1) For any non-empty collection X of pairwise disjoint non-empty sets, there exists a choice set. pay attention, the book provides the next statement for the choice set the next statement:
X - non-empty collection of pairwise disjoint non-empty sets. Then Y is a choice set for X if Y is included in the reunion of all the elements of X and for any A, A included in X, there is a set H so that A ∩ Y = {H}. I suppose this is resembles more like what Halmos claimed. What I am trying to do is to prove all these implication using a formal language, with logical notations .

2) For any non-empty collection of non-empty sets X there is a choice function.

3) For any non-empty set X, there exists a function f(X)\{∅}→X so that for any non-empty set A⊆X, f(A) ∈ A.

Now, I have already tried and also succeeded to prove 2 of the 6 possible implications between the statements. But I simply can't realize how to prove the next implications: 1=>2, 2=>3 and 3=>1 using only the formal language, with logical notations and the Zermelo-Fraenkel axioms.

 

[pka]

Prove that the 3 statements of the axiom of choice are equivalent :
1) For any non-empty collection X of pairwise disjoint non-empty sets, there exists a choice set. pay attention, the book provides the next statement for the choice set the next statement:
X - non-empty collection of pairwise disjoint non-empty sets. Then Y is a choice set for X if Y is included in the reunion of all the elements of X and for any A, A included in X, there is a set H so that A ∩ Y = {H}. I suppose this is resembles more like what Halmos claimed. What I am trying to do is to prove all these implication using a formal language, with logical notations .

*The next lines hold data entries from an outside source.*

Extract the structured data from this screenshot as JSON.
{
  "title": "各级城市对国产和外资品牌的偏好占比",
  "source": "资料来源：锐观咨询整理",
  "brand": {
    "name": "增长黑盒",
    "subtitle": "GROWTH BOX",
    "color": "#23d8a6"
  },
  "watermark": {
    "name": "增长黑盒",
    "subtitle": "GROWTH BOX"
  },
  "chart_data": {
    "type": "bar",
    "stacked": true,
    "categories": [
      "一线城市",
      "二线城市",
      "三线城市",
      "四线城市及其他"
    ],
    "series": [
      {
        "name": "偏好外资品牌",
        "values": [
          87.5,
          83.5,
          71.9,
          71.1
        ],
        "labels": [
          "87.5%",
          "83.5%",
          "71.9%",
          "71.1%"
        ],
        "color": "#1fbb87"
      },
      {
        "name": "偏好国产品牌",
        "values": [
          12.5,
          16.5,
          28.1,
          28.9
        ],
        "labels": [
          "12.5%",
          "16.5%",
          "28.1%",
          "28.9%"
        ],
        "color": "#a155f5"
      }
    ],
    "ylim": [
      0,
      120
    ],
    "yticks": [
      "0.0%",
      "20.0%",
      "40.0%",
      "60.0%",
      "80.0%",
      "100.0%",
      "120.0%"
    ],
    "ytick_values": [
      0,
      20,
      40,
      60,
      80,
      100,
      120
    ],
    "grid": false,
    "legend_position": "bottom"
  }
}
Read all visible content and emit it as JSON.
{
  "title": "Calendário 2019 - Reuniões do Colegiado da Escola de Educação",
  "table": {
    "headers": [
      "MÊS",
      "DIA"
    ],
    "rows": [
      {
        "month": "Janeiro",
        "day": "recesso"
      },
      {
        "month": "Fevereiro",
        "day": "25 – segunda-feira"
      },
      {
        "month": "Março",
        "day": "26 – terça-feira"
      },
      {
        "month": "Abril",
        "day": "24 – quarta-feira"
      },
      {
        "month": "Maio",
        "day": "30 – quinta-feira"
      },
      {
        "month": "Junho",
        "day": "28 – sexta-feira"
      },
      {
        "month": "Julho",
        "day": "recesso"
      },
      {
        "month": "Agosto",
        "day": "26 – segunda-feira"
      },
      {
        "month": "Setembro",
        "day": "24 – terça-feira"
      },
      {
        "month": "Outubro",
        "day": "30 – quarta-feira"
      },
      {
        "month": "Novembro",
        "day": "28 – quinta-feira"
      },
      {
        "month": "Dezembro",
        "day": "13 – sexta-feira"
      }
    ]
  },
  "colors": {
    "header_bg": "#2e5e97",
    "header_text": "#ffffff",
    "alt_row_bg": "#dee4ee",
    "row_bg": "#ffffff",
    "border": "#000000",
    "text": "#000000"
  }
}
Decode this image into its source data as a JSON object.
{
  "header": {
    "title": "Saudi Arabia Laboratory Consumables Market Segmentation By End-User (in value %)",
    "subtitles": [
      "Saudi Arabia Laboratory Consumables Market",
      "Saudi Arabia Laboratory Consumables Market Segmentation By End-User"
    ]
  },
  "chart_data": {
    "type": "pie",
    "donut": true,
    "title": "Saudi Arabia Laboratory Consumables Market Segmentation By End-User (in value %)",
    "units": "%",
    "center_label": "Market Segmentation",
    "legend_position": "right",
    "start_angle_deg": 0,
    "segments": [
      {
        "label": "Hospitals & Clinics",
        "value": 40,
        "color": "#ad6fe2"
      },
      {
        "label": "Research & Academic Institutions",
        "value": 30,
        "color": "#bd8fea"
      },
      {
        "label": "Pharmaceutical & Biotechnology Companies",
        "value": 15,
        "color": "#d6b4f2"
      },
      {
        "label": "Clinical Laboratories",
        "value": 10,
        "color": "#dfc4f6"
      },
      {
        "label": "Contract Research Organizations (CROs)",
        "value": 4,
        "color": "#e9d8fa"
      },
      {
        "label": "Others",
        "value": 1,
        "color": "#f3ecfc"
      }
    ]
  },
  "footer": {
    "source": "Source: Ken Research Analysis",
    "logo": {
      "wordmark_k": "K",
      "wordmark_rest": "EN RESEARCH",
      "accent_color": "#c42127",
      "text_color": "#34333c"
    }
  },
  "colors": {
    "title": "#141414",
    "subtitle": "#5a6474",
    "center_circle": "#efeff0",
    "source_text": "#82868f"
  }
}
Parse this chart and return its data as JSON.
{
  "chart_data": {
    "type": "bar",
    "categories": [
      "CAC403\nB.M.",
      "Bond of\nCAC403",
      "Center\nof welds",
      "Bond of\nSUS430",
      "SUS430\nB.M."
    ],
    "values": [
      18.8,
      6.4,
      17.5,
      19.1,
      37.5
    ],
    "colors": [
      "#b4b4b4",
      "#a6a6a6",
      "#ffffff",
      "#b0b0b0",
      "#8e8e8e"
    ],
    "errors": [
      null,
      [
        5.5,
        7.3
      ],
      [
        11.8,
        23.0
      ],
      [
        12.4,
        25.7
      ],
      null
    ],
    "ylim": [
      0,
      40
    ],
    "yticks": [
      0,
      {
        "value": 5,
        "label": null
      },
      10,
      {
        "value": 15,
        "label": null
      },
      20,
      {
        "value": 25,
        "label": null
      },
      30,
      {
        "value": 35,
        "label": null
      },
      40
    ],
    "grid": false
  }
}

2) For any non-empty collection of non-empty sets X there is a choice function.

3) For any non-empty set X, there exists a function f(X)\{∅}→X so that for any non-empty set A⊆X, f(A) ∈ A.

Zermelo's axiom of choice: given any set of mutually disjoint nonempty sets, there exists at least one set that contains exactly one element in common with each of the nonempty sets.
I suppose that is a choice set.
So 1 => 2. Say Y is the choice set in #1, If A is in the collection define $\displaystyle f(A)=x, :x\in A\cap Y$ then $\displaystyle f(A)\in A.$

2=> 3. If $\displaystyle \mathcal{C}$ is a choice function and $\displaystyle A\in P(X)\setminus\{\emptyset\}$ then define $\displaystyle f(A)=\mathcal{C}(A)\in A$.

3=>1 Using the function $\displaystyle f$ given in #3 $\displaystyle \forall A\in \mathcal{X}$ define $\displaystyle Y=\{x:x\in f(A)\}$.